Tuesday, 15 March 2016

Legal & General - 2015 Final Results

L&G is a large FTSE 100 company with a market cap of around £14bn employing over 8,000 people serving 10 million customers. It is responsible for investing over £500bn worldwide with operations in USA, France, The Netherlands, Egypt, India and the Gulf. However the UK still accounts for the majority of its business.

They are the UK’s leading provider of individual life insurance as well as a market leader in group protection, annuities and workplace pensions. L&G are a top 20 global asset manager and one of Europe’s largest institutional asset managers as well as being the UK’s largest investment manager for UK pension schemes.

The shares joined my portfolio for the first time in March 2014.

Legal & General has a diversified business model with ~33% of the firm’s operating profit coming from UK insurance, 23% from retirement products, 23% from investment management, 13% from investing its own capital and 7% from the company’s American operations.


The Company has today announced full year results for 2015 (part 1of 3- link via Investegate). The results show adjusted earnings up 11% to 18.58p and profits up 14%. The current P/E ratio is a modest 12.4.

The full year dividend is lifted by 19% to 14.4p (2013 11.25p). The dividend had more than doubled in size since 2011 (6.4p), with UBS earlier forecasting that growth in the distributions would have to slow to 6% a year between 2016 and 2019. The shares are currently yielding 6.2%.

International expansion should open up further opportunities for the group. Last October, L&G signed its first bulk annuity contract in the US. The US defined benefit market is four times larger than the UK and demand for de-risking solutions is growing rapidly. The deal gives L&G an important foothold in this market, and the opportunity to build its market share.

Nigel Wilson, Group Chief Executive, said:

"Over the last 4 years we have delivered sustained growth, net cash has increased 10%, EPS has increased 11% and the dividend increased by 20% on average each year.

We had already moved to a capital-lite model for UK pension risk transfer business in anticipation of the new Solvency II regime and we will use our Solvency II surplus capital of £5.5bn to continue to deliver on our strategy. We have a robust business model which has proved to be adept and resilient in dealing with fiscal and regulatory changes in our sector.  We are planning for more global economic and market volatility and are well positioned for continued pressure on pricing and changes in product mix in our industry".

Rather perversely, the share price has fallen ~5% on the announcement. As far as I can see, the results are more or less in line with expectations and I can therefore see no fundamental reason for the mark down from Mr. Market which I suspect may well be a short term blip.

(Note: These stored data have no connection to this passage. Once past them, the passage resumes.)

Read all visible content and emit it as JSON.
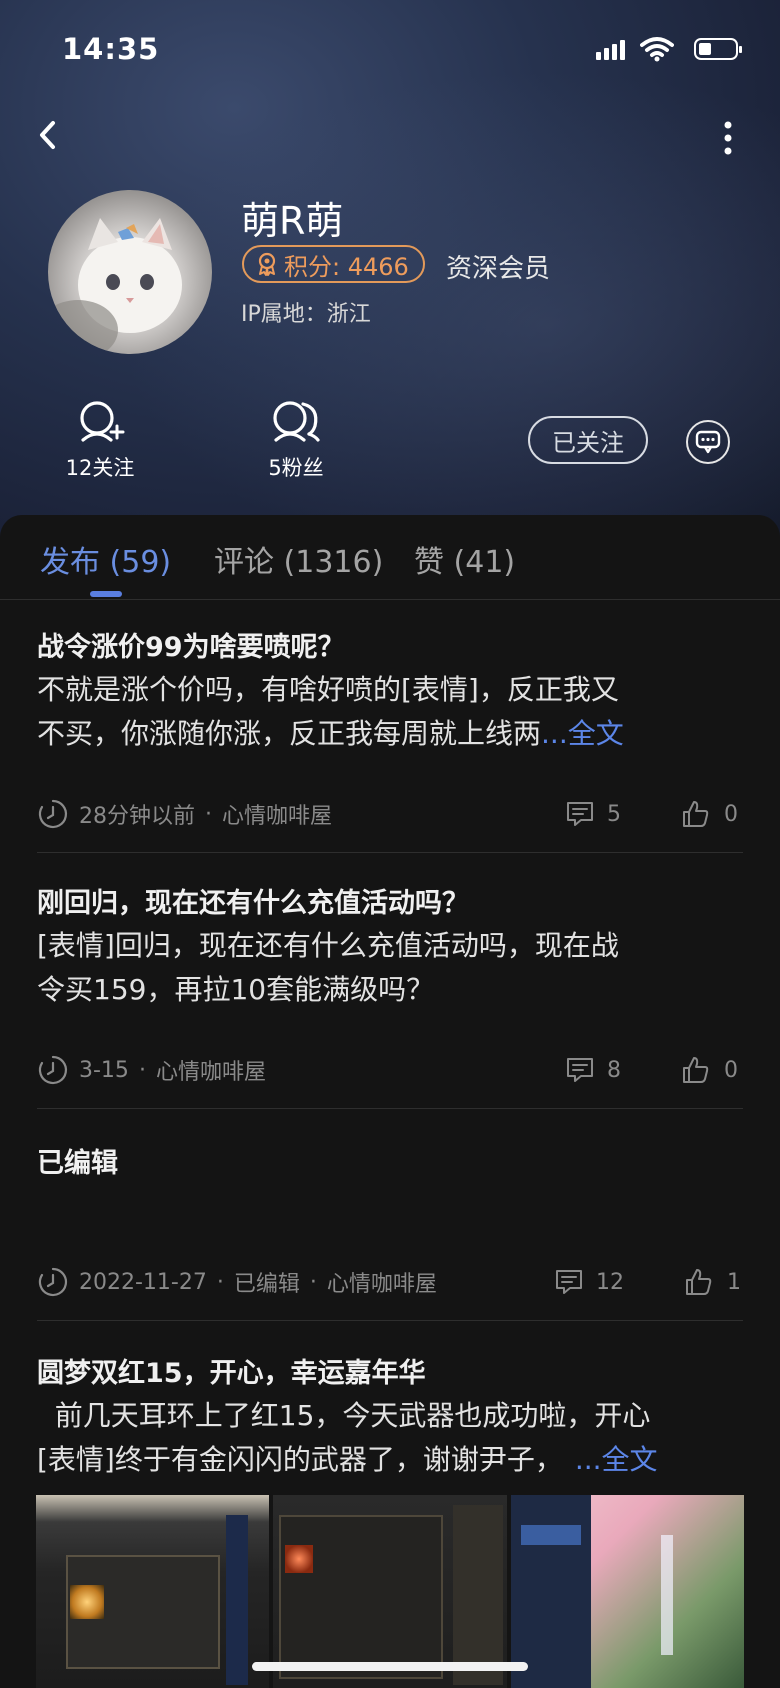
{
  "status_bar": {
    "time": "14:35"
  },
  "profile": {
    "username": "萌R萌",
    "points_label": "积分: 4466",
    "level": "资深会员",
    "ip_location": "IP属地：浙江",
    "following_label": "12关注",
    "followers_label": "5粉丝",
    "follow_button": "已关注"
  },
  "tabs": [
    {
      "label": "发布 (59)"
    },
    {
      "label": "评论 (1316)"
    },
    {
      "label": "赞 (41)"
    }
  ],
  "posts": [
    {
      "title": "战令涨价99为啥要喷呢？",
      "body_line1": "不就是涨个价吗，有啥好喷的[表情]，反正我又",
      "body_line2": "不买，你涨随你涨，反正我每周就上线两",
      "more": "...全文",
      "time": "28分钟以前",
      "dot": "·",
      "board": "心情咖啡屋",
      "comments": "5",
      "likes": "0"
    },
    {
      "title": "刚回归，现在还有什么充值活动吗？",
      "body_line1": "[表情]回归，现在还有什么充值活动吗，现在战",
      "body_line2": "令买159，再拉10套能满级吗？",
      "time": "3-15",
      "dot": "·",
      "board": "心情咖啡屋",
      "comments": "8",
      "likes": "0"
    },
    {
      "title": "已编辑",
      "time": "2022-11-27",
      "dot": "·",
      "edited": "已编辑",
      "dot2": "·",
      "board": "心情咖啡屋",
      "comments": "12",
      "likes": "1"
    },
    {
      "title": "圆梦双红15，开心，幸运嘉年华",
      "body_line1": "  前几天耳环上了红15，今天武器也成功啦，开心",
      "body_line2": "[表情]终于有金闪闪的武器了，谢谢尹子，",
      "more": "...全文"
    }
  ]
}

I will continue to hold for the final dividend and beyond.

As always, please DYOR


  1. Ciao DIY,
    Bought some more at 2.28 today, I believe the company is solid and payout is still 1.4 which is good enough to me. I have read that the fall was mostly linked to some investments that they have been doing on pension assets that they have been buying from companies (basically buying debt at a lower "price"), but I am looking to deepen my research on those allegations (if I can find anything that is...). For what I have seen so far, numbers are good, no reason not to add more especially as we are close to ex-div in 1 month (more or less)...
    Ciao ciao

    1. Stal,

      Good to hear from you - its been a little while.

      I have seen this many times - a company posts good results and the sp is hammered...likewise a company posts awful results and the sp rises. I guess what matters is the longer term trend and the fundamentals which underpin the earnings, profits and dividends.

      I had a quick look at your blog - that's quite a portfolio you have put together in a short period of time. I hope it goes well for you.